For businesses, customer loyalty programs provide extra value and show customer appreciation (while encouraging customers to spend more money). Customers can use VISA cards to rack up airline miles, hotel stays to amass points leading to perks and free hotel rooms, and now even MyMcDonalds rewards cards with which customers earn 100 points for every dollar spent: 1,500 points gets you a free cheeseburger.
Loyalty cards used to be simple plastic cards with magnetic strips. Swipe the card. Earn points. Many brands have substituted these cards for apps that allow the program members to tally up their rewards. According to Deepak Nautiyal of Annex Cloud, a marketing firm, “Customer loyalty cards often serve as a sort of souvenir in some way, as these remind the customers of being acknowledged due to their loyal association with your brand”.
But behind these loyalty cards and apps lurks opportunity for loyalty fraud. With more than $48 trillion of unspent loyalty points globally, fraudsters around the world are targeting rewards programs. According to a 2019 report by Forter Fraud Index, loyalty program fraud has seen an 89% increase year-over-year. The COVID-19 pandemic hasn’t stemmed the tide of loyalty fraud. In some cases, it’s exacerbated the problem by leaving untouched rewards. For example, unused frequent flyer balances have become lucrative targets for fraudsters.
According to the Morder Intelligence report, the cost of loyalty fraud is estimated to be more than $1 billion every year. There are several reasons why fraudsters are targeting loyalty programs and their beneficiaries:
- Fraud is Unanticipated — Many businesses view loyalty programs as a low risk for fraud. Fraudsters can “fly under the radar” to scoop up points.
- Easy Targets — Loyalty programs often have few protections.
- Increasing Value — Points have increased in value as businesses offer competitive loyalty programs to attract customers.
- Increased Liquidity — There are several ways to redeem points, which is an attractive feature to hackers who can sell them on the darknet.
- Personal Data Theft — Loyalty programs contain a treasure trove of personal information: dates of birth, addresses, and credit card information, which can be exploited for more than a McDonalds Happy Meal.
- Unclaimed Rewards — The significant number of points unused globally attracts both small- and large-scale scammers.

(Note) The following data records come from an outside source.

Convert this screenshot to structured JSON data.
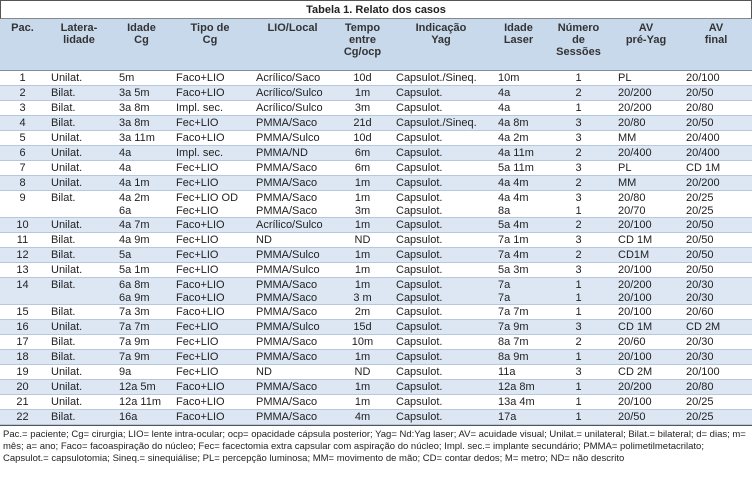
{
  "title": "Tabela 1. Relato dos casos",
  "table": {
    "header": [
      "Pac.",
      "Latera-\nlidade",
      "Idade\nCg",
      "Tipo de\nCg",
      "LIO/Local",
      "Tempo\nentre\nCg/ocp",
      "Indicação\nYag",
      "Idade\nLaser",
      "Número\nde\nSessões",
      "AV\npré-Yag",
      "AV\nfinal"
    ],
    "rows": [
      [
        "1",
        "Unilat.",
        "5m",
        "Faco+LIO",
        "Acrílico/Saco",
        "10d",
        "Capsulot./Sineq.",
        "10m",
        "1",
        "PL",
        "20/100"
      ],
      [
        "2",
        "Bilat.",
        "3a 5m",
        "Faco+LIO",
        "Acrílico/Sulco",
        "1m",
        "Capsulot.",
        "4a",
        "2",
        "20/200",
        "20/50"
      ],
      [
        "3",
        "Bilat.",
        "3a 8m",
        "Impl. sec.",
        "Acrílico/Sulco",
        "3m",
        "Capsulot.",
        "4a",
        "1",
        "20/200",
        "20/80"
      ],
      [
        "4",
        "Bilat.",
        "3a 8m",
        "Fec+LIO",
        "PMMA/Saco",
        "21d",
        "Capsulot./Sineq.",
        "4a 8m",
        "3",
        "20/80",
        "20/50"
      ],
      [
        "5",
        "Unilat.",
        "3a 11m",
        "Faco+LIO",
        "PMMA/Sulco",
        "10d",
        "Capsulot.",
        "4a 2m",
        "3",
        "MM",
        "20/400"
      ],
      [
        "6",
        "Unilat.",
        "4a",
        "Impl. sec.",
        "PMMA/ND",
        "6m",
        "Capsulot.",
        "4a 11m",
        "2",
        "20/400",
        "20/400"
      ],
      [
        "7",
        "Unilat.",
        "4a",
        "Fec+LIO",
        "PMMA/Saco",
        "6m",
        "Capsulot.",
        "5a 11m",
        "3",
        "PL",
        "CD 1M"
      ],
      [
        "8",
        "Unilat.",
        "4a 1m",
        "Fec+LIO",
        "PMMA/Saco",
        "1m",
        "Capsulot.",
        "4a 4m",
        "2",
        "MM",
        "20/200"
      ],
      [
        "9",
        "Bilat.",
        "4a 2m\n6a",
        "Fec+LIO OD\nFec+LIO",
        "PMMA/Saco\nPMMA/Saco",
        "1m\n3m",
        "Capsulot.\nCapsulot.",
        "4a 4m\n8a",
        "3\n1",
        "20/80\n20/70",
        "20/25\n20/25"
      ],
      [
        "10",
        "Unilat.",
        "4a 7m",
        "Faco+LIO",
        "Acrílico/Sulco",
        "1m",
        "Capsulot.",
        "5a 4m",
        "2",
        "20/100",
        "20/50"
      ],
      [
        "11",
        "Bilat.",
        "4a 9m",
        "Fec+LIO",
        "ND",
        "ND",
        "Capsulot.",
        "7a 1m",
        "3",
        "CD 1M",
        "20/50"
      ],
      [
        "12",
        "Bilat.",
        "5a",
        "Fec+LIO",
        "PMMA/Sulco",
        "1m",
        "Capsulot.",
        "7a 4m",
        "2",
        "CD1M",
        "20/50"
      ],
      [
        "13",
        "Unilat.",
        "5a 1m",
        "Fec+LIO",
        "PMMA/Sulco",
        "1m",
        "Capsulot.",
        "5a 3m",
        "3",
        "20/100",
        "20/50"
      ],
      [
        "14",
        "Bilat.",
        "6a 8m\n6a 9m",
        "Faco+LIO\nFaco+LIO",
        "PMMA/Saco\nPMMA/Saco",
        "1m\n3 m",
        "Capsulot.\nCapsulot.",
        "7a\n7a",
        "1\n1",
        "20/200\n20/100",
        "20/30\n20/30"
      ],
      [
        "15",
        "Bilat.",
        "7a 3m",
        "Faco+LIO",
        "PMMA/Saco",
        "2m",
        "Capsulot.",
        "7a 7m",
        "1",
        "20/100",
        "20/60"
      ],
      [
        "16",
        "Unilat.",
        "7a 7m",
        "Fec+LIO",
        "PMMA/Sulco",
        "15d",
        "Capsulot.",
        "7a 9m",
        "3",
        "CD 1M",
        "CD 2M"
      ],
      [
        "17",
        "Bilat.",
        "7a 9m",
        "Fec+LIO",
        "PMMA/Saco",
        "10m",
        "Capsulot.",
        "8a 7m",
        "2",
        "20/60",
        "20/30"
      ],
      [
        "18",
        "Bilat.",
        "7a 9m",
        "Fec+LIO",
        "PMMA/Saco",
        "1m",
        "Capsulot.",
        "8a 9m",
        "1",
        "20/100",
        "20/30"
      ],
      [
        "19",
        "Unilat.",
        "9a",
        "Fec+LIO",
        "ND",
        "ND",
        "Capsulot.",
        "11a",
        "3",
        "CD 2M",
        "20/100"
      ],
      [
        "20",
        "Unilat.",
        "12a 5m",
        "Faco+LIO",
        "PMMA/Saco",
        "1m",
        "Capsulot.",
        "12a 8m",
        "1",
        "20/200",
        "20/80"
      ],
      [
        "21",
        "Unilat.",
        "12a 11m",
        "Faco+LIO",
        "PMMA/Saco",
        "1m",
        "Capsulot.",
        "13a 4m",
        "1",
        "20/100",
        "20/25"
      ],
      [
        "22",
        "Bilat.",
        "16a",
        "Faco+LIO",
        "PMMA/Saco",
        "4m",
        "Capsulot.",
        "17a",
        "1",
        "20/50",
        "20/25"
      ]
    ]
  },
  "footnote": "Pac.= paciente; Cg= cirurgia; LIO= lente intra-ocular; ocp= opacidade cápsula posterior; Yag= Nd:Yag laser; AV= acuidade visual; Unilat.= unilateral; Bilat.= bilateral; d= dias; m= mês; a= ano; Faco= facoaspiração do núcleo; Fec= facectomia extra capsular com aspiração do núcleo; Impl. sec.= implante secundário; PMMA= polimetilmetacrilato; Capsulot.= capsulotomia; Sineq.= sinequiálise; PL= percepção luminosa; MM= movimento de mão; CD= contar dedos; M= metro; ND= não descrito"
}
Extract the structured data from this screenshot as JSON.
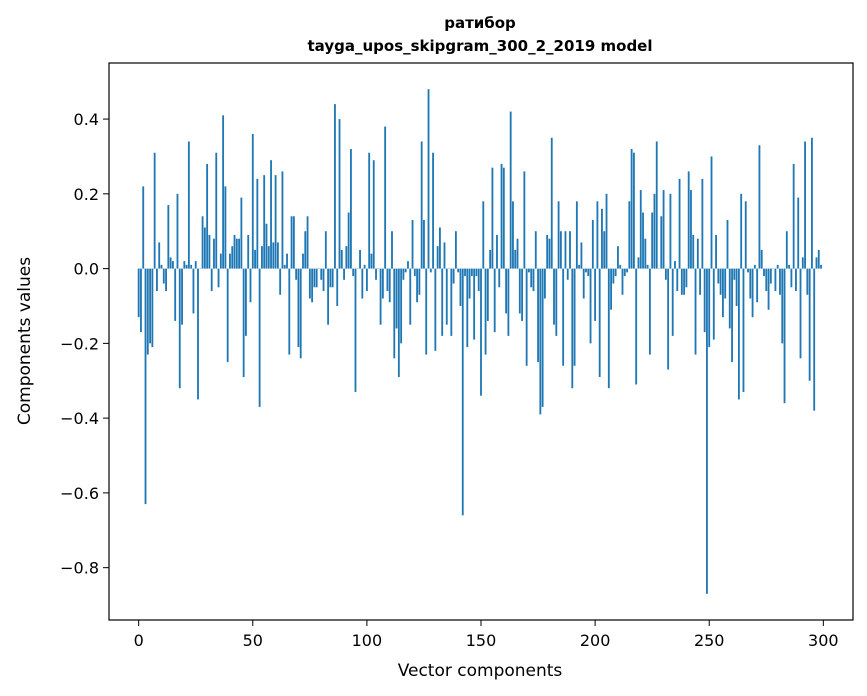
{
  "chart_data": {
    "type": "bar",
    "title": "ратибор",
    "subtitle": "tayga_upos_skipgram_300_2_2019 model",
    "xlabel": "Vector components",
    "ylabel": "Components values",
    "xlim": [
      -13,
      313
    ],
    "ylim": [
      -0.94,
      0.55
    ],
    "xticks": [
      0,
      50,
      100,
      150,
      200,
      250,
      300
    ],
    "xtick_labels": [
      "0",
      "50",
      "100",
      "150",
      "200",
      "250",
      "300"
    ],
    "yticks": [
      -0.8,
      -0.6,
      -0.4,
      -0.2,
      0.0,
      0.2,
      0.4
    ],
    "ytick_labels": [
      "−0.8",
      "−0.6",
      "−0.4",
      "−0.2",
      "0.0",
      "0.2",
      "0.4"
    ],
    "bar_color": "#1f77b4",
    "grid": false,
    "values": [
      -0.13,
      -0.17,
      0.22,
      -0.63,
      -0.23,
      -0.2,
      -0.21,
      0.31,
      -0.06,
      0.07,
      0.01,
      -0.04,
      -0.06,
      0.17,
      0.03,
      0.02,
      -0.14,
      0.2,
      -0.32,
      -0.15,
      0.02,
      0.01,
      0.34,
      0.01,
      -0.12,
      0.02,
      -0.35,
      0.0,
      0.14,
      0.11,
      0.28,
      0.09,
      -0.06,
      0.08,
      0.31,
      -0.05,
      0.04,
      0.41,
      0.22,
      -0.25,
      0.04,
      0.06,
      0.09,
      0.08,
      0.08,
      0.19,
      -0.29,
      -0.18,
      0.09,
      -0.09,
      0.36,
      0.05,
      0.24,
      -0.37,
      0.06,
      0.25,
      0.12,
      0.06,
      0.29,
      0.07,
      0.25,
      0.07,
      -0.07,
      0.26,
      0.01,
      0.04,
      -0.23,
      0.14,
      0.14,
      -0.03,
      -0.21,
      -0.24,
      0.04,
      0.1,
      0.14,
      -0.08,
      -0.09,
      -0.05,
      -0.05,
      0.0,
      -0.03,
      -0.06,
      0.1,
      -0.15,
      -0.05,
      -0.05,
      0.44,
      -0.1,
      0.4,
      0.05,
      -0.03,
      0.06,
      0.15,
      0.32,
      -0.02,
      -0.33,
      0.0,
      0.05,
      -0.08,
      0.01,
      -0.06,
      0.31,
      0.04,
      0.29,
      -0.03,
      0.0,
      -0.15,
      -0.08,
      0.38,
      -0.06,
      -0.09,
      0.1,
      -0.24,
      -0.16,
      -0.29,
      -0.2,
      -0.03,
      -0.01,
      0.02,
      -0.15,
      0.13,
      -0.02,
      -0.09,
      -0.07,
      0.34,
      0.13,
      -0.23,
      0.48,
      -0.01,
      0.31,
      -0.22,
      0.06,
      0.11,
      -0.18,
      0.07,
      -0.15,
      0.0,
      -0.18,
      -0.04,
      0.1,
      -0.01,
      -0.1,
      -0.66,
      -0.02,
      -0.21,
      -0.08,
      -0.02,
      -0.19,
      -0.02,
      -0.06,
      -0.34,
      0.18,
      -0.23,
      -0.14,
      0.05,
      0.27,
      -0.17,
      0.09,
      -0.05,
      0.28,
      0.27,
      -0.12,
      -0.18,
      0.42,
      0.18,
      0.05,
      0.08,
      -0.12,
      -0.14,
      0.26,
      -0.26,
      -0.01,
      -0.05,
      -0.06,
      0.1,
      -0.25,
      -0.39,
      -0.37,
      -0.08,
      0.09,
      0.08,
      0.35,
      -0.15,
      -0.18,
      0.18,
      0.1,
      -0.26,
      0.1,
      -0.03,
      0.1,
      -0.32,
      -0.26,
      0.18,
      0.01,
      0.07,
      -0.08,
      -0.01,
      -0.02,
      -0.2,
      0.13,
      -0.14,
      0.18,
      -0.29,
      0.16,
      0.1,
      0.2,
      -0.32,
      -0.11,
      -0.04,
      -0.02,
      0.06,
      0.01,
      -0.07,
      -0.02,
      -0.01,
      0.18,
      0.32,
      0.31,
      -0.31,
      0.03,
      0.21,
      0.15,
      0.08,
      0.01,
      -0.23,
      0.15,
      0.2,
      0.34,
      0.0,
      0.14,
      0.21,
      -0.03,
      -0.27,
      0.2,
      -0.18,
      0.02,
      -0.06,
      0.24,
      -0.07,
      -0.07,
      -0.05,
      0.26,
      0.21,
      0.09,
      -0.23,
      0.08,
      -0.07,
      0.24,
      -0.17,
      -0.87,
      -0.21,
      0.3,
      -0.19,
      0.09,
      -0.04,
      -0.07,
      -0.13,
      -0.08,
      0.13,
      -0.16,
      -0.25,
      -0.03,
      -0.1,
      -0.35,
      0.2,
      -0.33,
      0.18,
      -0.01,
      -0.08,
      -0.13,
      0.01,
      -0.09,
      0.33,
      0.05,
      -0.02,
      -0.06,
      -0.11,
      -0.04,
      0.0,
      -0.06,
      0.01,
      -0.07,
      -0.2,
      -0.36,
      0.1,
      0.01,
      -0.05,
      0.28,
      -0.06,
      0.19,
      -0.24,
      0.03,
      0.34,
      -0.07,
      -0.3,
      0.35,
      -0.38,
      0.03,
      0.05,
      0.01
    ]
  }
}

Hackers aren’t the only ones committing loyalty fraud. Businesses are at risk from multiple angles:
- Hackers: Hackers pose the most significant risks because they can create thousands of fake accounts, steal customer’s personal data, and accumulate enormous point balances in unauthorized ways. Akamai, a global web and internet security service, recently reported more than 100 billion credential stuffing attacks between 2018 and 2020.
- Employees: Employees with access to the loyalty program’s internal systems or the ability to assign points can pose a threat. They may add extra points to their points balances, steal unclaimed points, or pass on loopholes to customers to encourage them to sign up for the program.
- Customers: Customers can work the system by creating multiple accounts to earn more points. They also may sell or transfer points or return items after earning points.
It’s Not Just the Money
There are several costs associated with loyalty fraud. Businesses may find themselves reimbursing stolen customer points. Customer data breaches often lead to fines and lawsuits. There are also “soft costs”. Customers, members, and partners may lose faith in the business. Reputations can be damaged. The loss of the loyalty program may turn customers away.
Steps to Take
SDC CPAs, a global forensic accounting firm, has seen multiple claims involving the theft of loyalty points. They note that there are methods businesses can use to shore up their defenses against loyalty fraud from hackers, customers, and employees.
- Be aware of the latest methods used to attack loyalty programs.
- Educate customers and staff about loyalty fraud schemes and the necessity of using strong passwords.
- Review internal controls.
- Improve program security with encryption and authentication.
- Create a fraud team to randomly audit customer and employee accounts and monitor loyalty program metrics.
Most businesses offering loyalty programs learn about breaches and fraud long after customers have been exploited. By that time, the damage has been done. Being aware, being vigilant, and implementing strong controls can help to prevent or mitigate the havoc caused by loyalty fraud.